Wilding spread threatens NZ power and tourism
New Zealand faces a rapidly escalating wilding pine problem Wakatipu business leader Grant Hensman says is undermining power generation, water security and tourism.
From left, Aspiring Helicopters pilot James Forde; Grant Hensman and Aaron Ford, Central Wilding Tree Control and Landcare Services.
He is calling for an immediate return to sustained national control funding at a consistent level to maintain gains made to date.
Hensman is a long-serving director of Skyline Enterprises and has worked for decades in civil engineering contracting and land development, bringing a commercial lens to environmental issues in the Queenstown region.
He also chairs the local wilding control group and has lived in the district for 65 years, moving from awareness to active leadership as the scale of the challenge became clear.
Hensman argues that wilding pine control is a textbook business case with overwhelming returns.
He argues that government funding cuts below required maintenance levels is squandering prior gains and compounding future costs.
“Control is a simple business case without the emotion associated with some other competing causes for national funding.
“Successive governments have ignored basic business principles.”
Independent economic analyses commissioned by government have reported very high benefit to cost ratios for national wilding control.
One study cited by Hensman describing savings in the billions, yet he says action has moved in the opposite direction.
He points to an Otago analysis indicating a benefit to cost ratio far beyond typical infrastructure thresholds and asks why similar or better public investments routinely proceed while wilding funding stalls.
The urgency is driven by spread dynamics that Hensman describes as compounding at around 30 per cent a year when control lapses, turning containment into an endless and ultimately losing bail-the-boat exercise.
“Why keep bailing the boat for a hundred years when the smart move is to fix the leak?”
Consequences are already visible in the Mackenzie Basin and Waitaki catchment.
The economic stakes for hydropower are substantial because closed canopy wilding forests reduce water yield compared with native or open ecosystems.
Across various science and industry studies the range of potential yield loss is reported from the mid-teens to more than 80 per cent depending on site conditions.
Using a conservative 20 per cent yield reduction applied to the Waitaki scheme’s output, Hensman states a loss equivalent to hundreds of millions of dollars per year in foregone electricity generation, dwarfing the cost of robust wilding eradication.
He notes NZ taxpayers will ultimately fund replacement generation if water yields fall, either through higher power bills or new capital builds, even though prevention is cheaper and faster.
“Government can borrow at low bond rates while the problem grows at thirty per cent a year. Every year of delay raises the final bill,” he says.
Hensman also connects the spread to reputational and direct costs for tourism, a sector he knows from inside the boardroom of a major tourism company.
He warns a fire-prone landscape dominated by closed canopy wildings is the opposite of the brand visitors expect.

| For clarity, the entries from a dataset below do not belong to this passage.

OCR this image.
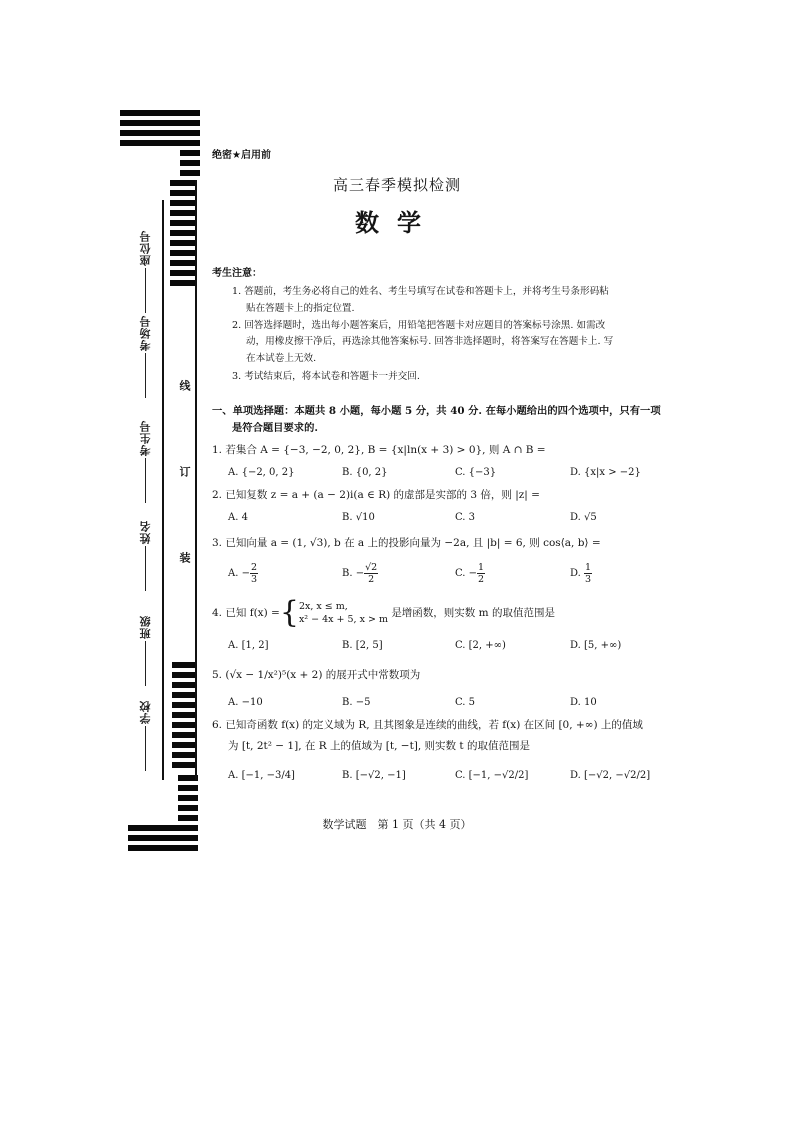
座位号
考场号
考生号
姓名
班级
学校
线
订
装
绝密★启用前
高三春季模拟检测
数学
考生注意：
1. 答题前，考生务必将自己的姓名、考生号填写在试卷和答题卡上，并将考生号条形码粘
贴在答题卡上的指定位置.
2. 回答选择题时，选出每小题答案后，用铅笔把答题卡对应题目的答案标号涂黑. 如需改
动，用橡皮擦干净后，再选涂其他答案标号. 回答非选择题时，将答案写在答题卡上. 写
在本试卷上无效.
3. 考试结束后，将本试卷和答题卡一并交回.
一、单项选择题：本题共 8 小题，每小题 5 分，共 40 分. 在每小题给出的四个选项中，只有一项
是符合题目要求的.
1. 若集合 A = {−3, −2, 0, 2}, B = {x|ln(x + 3) > 0}, 则 A ∩ B =
A. {−2, 0, 2}	B. {0, 2}	C. {−3}	D. {x|x > −2}
2. 已知复数 z = a + (a − 2)i(a ∈ R) 的虚部是实部的 3 倍，则 |z| =
A. 4	B. √10	C. 3	D. √5
3. 已知向量 a = (1, √3), b 在 a 上的投影向量为 −2a, 且 |b| = 6, 则 cos⟨a, b⟩ =
A. − $\frac{2}{3}$	B. − $\frac{√2}{2}$	C. − $\frac{1}{2}$	D. $\frac{1}{3}$
4. 已知 f(x) ={2x, x ≤ m,
x² − 4x + 5, x > m 是增函数，则实数 m 的取值范围是
A. [1, 2]	B. [2, 5]	C. [2, +∞)	D. [5, +∞)
5. (√x − 1/x²)⁵(x + 2) 的展开式中常数项为
A. −10	B. −5	C. 5	D. 10
6. 已知奇函数 f(x) 的定义域为 R, 且其图象是连续的曲线，若 f(x) 在区间 [0, +∞) 上的值域
为 [t, 2t² − 1], 在 R 上的值域为 [t, −t], 则实数 t 的取值范围是
A. [−1, −3/4]	B. [−√2, −1]	C. [−1, −√2/2]	D. [−√2, −√2/2]
数学试题　第 1 页（共 4 页）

He argues that NZ’s celebrated open vistas, accessible biodiversity and seasonal colour are progressively replaced under wilding canopies, diminishing the visitor experience, increasing fire risk, and deterring repeat travel.
“The 100% Pure story collapses if iconic landscapes are overrun and summer skies fill with smoke. Tourism does not thrive in a fire-prone forest.”
He cites historical assurances that wilding spread from earlier state plantings would be contained and says communities downstream of those decisions, including vineyards that rely on irrigation in the Branch and Leatham areas, now face mounting water security risks.
Hensman frames the issue as a choice between smart early investment and unavoidable, larger costs later.
And he challenges decision makers to measure wilding control against the same thresholds applied to roads and other infrastructure that advance when benefit to cost ratios barely exceed one.
He contends that the power sector and central government should co-fund an intensified, sustained programme in high priority catchments to protect hydropower yields, reduce firefighting and suppression costs, and safeguard tourism’s long term value.
First steps are restoring national funding to at least maintenance level, re-establishing coordinated multi-year operations in hotspots, and aligning incentives so that agencies which benefit from water security and brand protection help pay for control.
The NZ Wilding Pine Network annual conference will be held in Invercargill 10-14 August.